A send a POST request to /api/timeframes/ with the following JSON body to create the time frame for athlete C wearing device 2, starting at 20:00 and ending at 22:00.

    "start_time": "2020-05-30T20:00:00.000Z",
    "end_time": "2020-05-30T22:00:00.000Z",
    "params": {}, // Seed doc for examples
    "device": 2, // ID of device worn by athlete C
    "activity": 1, // ID of previously created activity
    "athlete": 3, // ID of athelte C
    "owner": 1, // ID of manager A
    "json_schema": 4 // ID of json schema

As A has read permission on athletes B and C, he can live stream the compted data of both athletes, through WebSocket. For computed data of athlete B, A can open a WebSocket on /ws/v1/computed-data/1/2/; 1 is the activity ID, and 2 is athlete B's time frame ID.

Activity Webhooks

Changes to activities and timeframes can be subscribed to using activity webhooks. This allows for example to keep activities and timeframes in sync when they are shared across multiple apps, which otherwise wouldn't know when a change has been submitted by another app.

To set up an activity webhook, you need:

The following example registers the callback URL https://myapp.example/callback for all events relating to the activity 123 :

// POST /api/v1/activities/123/webhooks/
	"webhook_url": "https://myapp.example/callback",
	"secret_token": "56789ABCD",
	"activity_events": true,
	"timeframes_events": true

// Response:
	"id": 99,
	"webhook_url": "https://myapp.example/callback",
	"secret_token": "56*******",
	"activity_events": true,
	"timeframes_events": true

Notice the webhook id returned.

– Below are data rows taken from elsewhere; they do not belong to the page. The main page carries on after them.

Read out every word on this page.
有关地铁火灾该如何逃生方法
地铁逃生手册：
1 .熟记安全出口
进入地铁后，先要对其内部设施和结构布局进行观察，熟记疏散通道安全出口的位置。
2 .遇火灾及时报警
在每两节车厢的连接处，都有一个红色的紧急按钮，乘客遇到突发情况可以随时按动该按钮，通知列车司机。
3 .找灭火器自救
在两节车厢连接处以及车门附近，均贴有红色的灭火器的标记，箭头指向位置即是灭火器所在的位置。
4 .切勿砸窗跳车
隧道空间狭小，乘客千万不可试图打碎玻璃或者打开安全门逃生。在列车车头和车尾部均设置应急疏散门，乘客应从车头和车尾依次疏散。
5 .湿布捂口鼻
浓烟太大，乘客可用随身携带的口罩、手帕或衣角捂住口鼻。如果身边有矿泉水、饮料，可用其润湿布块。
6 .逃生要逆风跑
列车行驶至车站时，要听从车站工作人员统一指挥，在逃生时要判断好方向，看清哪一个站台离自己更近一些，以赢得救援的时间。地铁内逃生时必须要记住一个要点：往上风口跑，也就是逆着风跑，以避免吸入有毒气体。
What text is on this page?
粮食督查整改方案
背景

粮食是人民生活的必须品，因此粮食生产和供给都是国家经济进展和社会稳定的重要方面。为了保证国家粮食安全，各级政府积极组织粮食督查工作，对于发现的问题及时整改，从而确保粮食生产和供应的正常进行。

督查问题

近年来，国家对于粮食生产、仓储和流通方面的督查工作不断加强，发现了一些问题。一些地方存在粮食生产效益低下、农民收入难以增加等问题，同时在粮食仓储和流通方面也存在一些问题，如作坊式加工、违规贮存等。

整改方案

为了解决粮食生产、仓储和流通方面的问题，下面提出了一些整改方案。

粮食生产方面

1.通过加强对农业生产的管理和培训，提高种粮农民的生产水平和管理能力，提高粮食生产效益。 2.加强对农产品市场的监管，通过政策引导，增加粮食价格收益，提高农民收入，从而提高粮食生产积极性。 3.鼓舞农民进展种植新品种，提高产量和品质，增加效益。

This will allow to update or delete the webhook by querying the URL /api/v1/activities/123/webhooks/99/. You can also lists all activity webhooks by using a GET request to /api/v1/activities/123/webhooks/ (response is paginated).

Now let's say the event we are tracking is delayed and we want to update the timeframe 42 associated to this activity:

// PATCH /api/v1/timeframes/42/
	"start_time": "2023-03-12T13:00:00+0100"

Then this will trigger the sending of the following request:

// POST https://myapp.example/callback
// X-Asi-Api-Token: 56789ABCD
  "event": "timeframe-updated",
  "webhook_id": 99,
  "data": {
    "activity_id": 123,
    "timeframe_id": 42

Here are all the events that could be triggered for a given activity:

The event data sent to the callback URL will only contain the id(s) of the resource(s) (activity or activity+timeframe), so that you will get the actual latest values by issuing an appropriate GET query.